ついにフィナーレ!「ダウントン・アビー」俳優たちが語る、シリーズ15年の集大成とマギー・スミスへの哀悼

長年にわたり多くのファンに愛されてきた「ダウントン・アビー」シリーズ。壮麗な屋敷を舞台に、貴族社会の栄枯盛衰を描きながらも、物語は常にその時代ごとの変化と共に進み、登場人物たちの生き方や価値観の移ろいを丁寧に映しだしてきた。

衣装で表される時代の変化にも注目!
衣装で表される時代の変化にも注目![c]2025 FOCUS FEATURES LLC.ALL RIGHTS RESERVED

「1912年が舞台だったころ(ドラマシリーズのシーズン1)、シルエットがあまり魅力的ではなかったと感じていました」と明かすのは、次女イーディスを演じたローラ・カーマイケル。「本作でようやく1930年代を表現できて、時代の変化を存分に見せられたのは本当に楽しかったです」と、物語に彩りを添えるだけでなく、当時の時代背景や登場人物たちの心情などを表現する卓越した衣装の魅力について言及。

大胆な赤いドレスをまとうレディ・メアリー
大胆な赤いドレスをまとうレディ・メアリー[c]2025 FOCUS FEATURES LLC.ALL RIGHTS RESERVED

「衣装デザイナーのアナ(・メアリー・スコット・ロビンズ)が演出したすばらしい瞬間がいくつもあるのですが、そのなかのひとつ、メアリーがイーディスに助けを求めるシーンでは色調を完全に入れ替えています。普段は柔らかい印象の色を着ているイーディスが、あの時にはミッドナイトブルーの色をまとい、両者の力関係が逆転しているのです。アナはそういう点で思慮深く、衣装をあらゆる方法で活用しています」。衣装やスタイルはもちろん、シリーズ開始当初からの価値観の変化などの注目してみると、この世界をより深く楽しむことができるだろう。

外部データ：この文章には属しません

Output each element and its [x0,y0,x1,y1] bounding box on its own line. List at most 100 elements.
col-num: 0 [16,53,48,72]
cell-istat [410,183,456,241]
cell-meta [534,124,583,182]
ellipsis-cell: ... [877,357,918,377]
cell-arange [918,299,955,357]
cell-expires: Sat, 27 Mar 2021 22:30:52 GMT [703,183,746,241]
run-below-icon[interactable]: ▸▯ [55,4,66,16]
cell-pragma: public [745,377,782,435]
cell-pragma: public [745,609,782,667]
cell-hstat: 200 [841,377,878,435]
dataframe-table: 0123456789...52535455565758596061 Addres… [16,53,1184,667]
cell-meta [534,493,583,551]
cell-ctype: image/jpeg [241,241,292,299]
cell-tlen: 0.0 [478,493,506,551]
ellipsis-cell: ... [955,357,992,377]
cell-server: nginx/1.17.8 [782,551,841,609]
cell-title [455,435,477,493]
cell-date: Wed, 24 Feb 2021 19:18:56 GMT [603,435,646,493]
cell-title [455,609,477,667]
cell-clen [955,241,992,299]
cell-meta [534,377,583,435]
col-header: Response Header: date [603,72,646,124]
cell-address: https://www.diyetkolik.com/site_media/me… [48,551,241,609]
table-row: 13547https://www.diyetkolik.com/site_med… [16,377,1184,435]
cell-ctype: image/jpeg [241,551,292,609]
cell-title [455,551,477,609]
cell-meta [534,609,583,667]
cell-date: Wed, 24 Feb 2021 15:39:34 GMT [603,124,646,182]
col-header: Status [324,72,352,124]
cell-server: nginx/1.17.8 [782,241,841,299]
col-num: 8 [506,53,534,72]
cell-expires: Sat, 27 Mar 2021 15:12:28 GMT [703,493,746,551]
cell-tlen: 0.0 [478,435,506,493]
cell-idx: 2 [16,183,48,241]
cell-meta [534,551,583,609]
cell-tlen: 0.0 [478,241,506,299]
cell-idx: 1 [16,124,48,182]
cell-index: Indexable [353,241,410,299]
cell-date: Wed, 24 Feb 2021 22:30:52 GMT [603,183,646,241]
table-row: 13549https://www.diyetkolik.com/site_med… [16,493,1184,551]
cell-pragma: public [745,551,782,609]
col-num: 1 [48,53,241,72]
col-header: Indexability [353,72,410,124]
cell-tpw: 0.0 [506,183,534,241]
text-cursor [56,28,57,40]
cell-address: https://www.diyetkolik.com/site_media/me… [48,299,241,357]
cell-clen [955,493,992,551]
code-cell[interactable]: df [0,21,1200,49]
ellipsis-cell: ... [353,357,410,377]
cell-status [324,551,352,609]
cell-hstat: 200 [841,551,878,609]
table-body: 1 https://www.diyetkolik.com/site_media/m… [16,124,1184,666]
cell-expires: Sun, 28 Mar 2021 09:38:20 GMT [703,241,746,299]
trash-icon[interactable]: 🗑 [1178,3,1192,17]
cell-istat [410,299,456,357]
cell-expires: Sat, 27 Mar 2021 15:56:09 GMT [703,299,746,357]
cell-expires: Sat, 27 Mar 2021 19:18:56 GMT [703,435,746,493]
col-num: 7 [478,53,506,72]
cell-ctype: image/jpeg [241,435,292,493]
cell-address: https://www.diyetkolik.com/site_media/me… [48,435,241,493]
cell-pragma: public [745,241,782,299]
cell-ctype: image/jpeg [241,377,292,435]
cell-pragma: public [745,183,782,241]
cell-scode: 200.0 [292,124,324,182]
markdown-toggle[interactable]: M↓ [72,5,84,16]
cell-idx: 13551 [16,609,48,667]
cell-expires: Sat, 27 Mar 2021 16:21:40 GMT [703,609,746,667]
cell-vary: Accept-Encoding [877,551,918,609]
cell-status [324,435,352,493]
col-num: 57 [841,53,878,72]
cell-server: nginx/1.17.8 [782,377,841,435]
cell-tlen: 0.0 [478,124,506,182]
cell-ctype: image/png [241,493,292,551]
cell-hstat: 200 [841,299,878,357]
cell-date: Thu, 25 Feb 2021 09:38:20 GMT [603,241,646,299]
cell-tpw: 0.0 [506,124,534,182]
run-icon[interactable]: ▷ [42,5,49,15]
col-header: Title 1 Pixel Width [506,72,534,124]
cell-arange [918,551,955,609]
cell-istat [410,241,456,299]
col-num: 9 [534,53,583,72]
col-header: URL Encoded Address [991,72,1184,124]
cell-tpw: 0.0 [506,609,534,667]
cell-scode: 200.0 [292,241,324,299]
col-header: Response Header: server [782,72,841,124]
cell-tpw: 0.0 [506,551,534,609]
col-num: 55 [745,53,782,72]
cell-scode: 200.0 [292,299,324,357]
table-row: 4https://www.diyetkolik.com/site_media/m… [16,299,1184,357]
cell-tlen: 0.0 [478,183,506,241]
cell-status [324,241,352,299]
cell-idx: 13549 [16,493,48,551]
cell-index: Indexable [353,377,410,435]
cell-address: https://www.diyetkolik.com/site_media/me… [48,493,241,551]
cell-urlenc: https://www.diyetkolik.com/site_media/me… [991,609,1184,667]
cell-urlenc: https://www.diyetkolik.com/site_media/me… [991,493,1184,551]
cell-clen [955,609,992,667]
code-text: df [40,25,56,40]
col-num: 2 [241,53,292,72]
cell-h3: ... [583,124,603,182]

【写真を見る】「彼女の存在を強く感じていました」2024年にこの世を去った、バイオレット役を演じてきたマギー・スミス(画像はシーズン2より)
【写真を見る】「彼女の存在を強く感じていました」2024年にこの世を去った、バイオレット役を演じてきたマギー・スミス(画像はシーズン2より)[c]Everett Collection/AFLO

今作でもうひとつ忘れてはならないのは、2024年9月27日にこの世を去った名女優マギー・スミスの存在だ。これまでのシリーズ作でクローリー家の当主であるロバート(ヒュー・ボネヴィル)の母で、先代の伯爵夫人ヴァイオレットを演じていたスミス。今作は、シリーズで初めてスミス不在で製作された作品という側面もある。「撮影中には、たしかに彼女の存在を強く感じていました」と、ドッカリーは振り返る。

「そこにいない人の話をすることは避けられないものです。長いあいだ彼女がこの作品の一部だったことを懐かしむような感覚もあり、また彼女の演じていたヴァイオレットについて話すシーンも数多くありました。今回の映画のなかでも、彼女の存在を非常に強く感じられることでしょう」。それを受けてカーマイケルも、「私たちはいつも彼女のことを話していました。これからも一生、マギーの思い出を語り合いながら生きていくのでしょう。彼女と過ごせたあの時間に、ただただ感謝しながら」と、偉大な女優の死を悼んでいた。